NAACP Releases Manual to Preach HIV and AIDS Prevention
July 23, 2012 12:09 AM EDT
A predominately African American church in Charlottesville is preaching prevention to stop the spread of HIV and AIDS.
The First Baptist Church is one of many across the country supporting a new manual from the National Association for the Advancement of Colored People (NAACP) that guides congregations through the discussion about growing infection rates among blacks. It is a new program called "The Black Church & HIV: The Social Justice Imperative."
Historically, black churches have routinely remained silent and reluctant to talk about these deadly diseases.
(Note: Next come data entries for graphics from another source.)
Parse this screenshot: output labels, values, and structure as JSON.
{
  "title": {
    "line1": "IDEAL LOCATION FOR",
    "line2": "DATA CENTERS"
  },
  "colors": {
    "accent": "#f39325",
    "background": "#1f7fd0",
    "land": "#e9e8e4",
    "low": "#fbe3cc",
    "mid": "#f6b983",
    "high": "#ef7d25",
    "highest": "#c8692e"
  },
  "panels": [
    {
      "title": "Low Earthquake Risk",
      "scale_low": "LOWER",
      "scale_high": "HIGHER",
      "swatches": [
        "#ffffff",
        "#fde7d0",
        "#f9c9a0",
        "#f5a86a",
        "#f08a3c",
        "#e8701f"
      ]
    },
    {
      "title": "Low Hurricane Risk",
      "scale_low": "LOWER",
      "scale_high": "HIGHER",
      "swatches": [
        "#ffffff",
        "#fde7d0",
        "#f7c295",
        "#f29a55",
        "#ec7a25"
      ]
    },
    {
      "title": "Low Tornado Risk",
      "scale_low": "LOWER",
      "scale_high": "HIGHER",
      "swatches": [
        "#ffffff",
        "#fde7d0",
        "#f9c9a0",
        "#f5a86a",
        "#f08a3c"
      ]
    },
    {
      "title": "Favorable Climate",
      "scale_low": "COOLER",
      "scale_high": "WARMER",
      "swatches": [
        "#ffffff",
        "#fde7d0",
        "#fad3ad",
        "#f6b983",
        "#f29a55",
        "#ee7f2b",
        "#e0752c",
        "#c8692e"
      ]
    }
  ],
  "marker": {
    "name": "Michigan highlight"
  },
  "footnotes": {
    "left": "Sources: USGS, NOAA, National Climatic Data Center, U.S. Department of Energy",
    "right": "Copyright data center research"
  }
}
Joseph Stringfellow with the Charlottesville First Baptist Church said, "HIV is associated with behaviors that aren't typically approved or condoned in the church…to navigate that issue is a bit of a minefield."
Charlottesville Human Rights Commission advocate Walt Heinecke says the 61 page manual will help church leaders approach the sensitive topic.
"The fact that it's a disease that disproportionately affects the African American community is significant and what we should be focusing on," he stated.
According to the Department of Health and Human Services, African Americans are the ethnic group most affected by HIV. In 2009, African Americans made up 14 percent of the US population, but accounted for 44 percent of all new HIV infections.
Pastor Hamilton of First Baptist Church is open to the NAACP's effort to educate the black community about HIV prevention.
"I look forward to reviewing it and hopefully using it," he said.
The NAACP's national health director oversaw the creation of the manual and says the group's mission since its beginning has been fighting for social justice and the HIV and AIDS epidemic has become a social justice issue.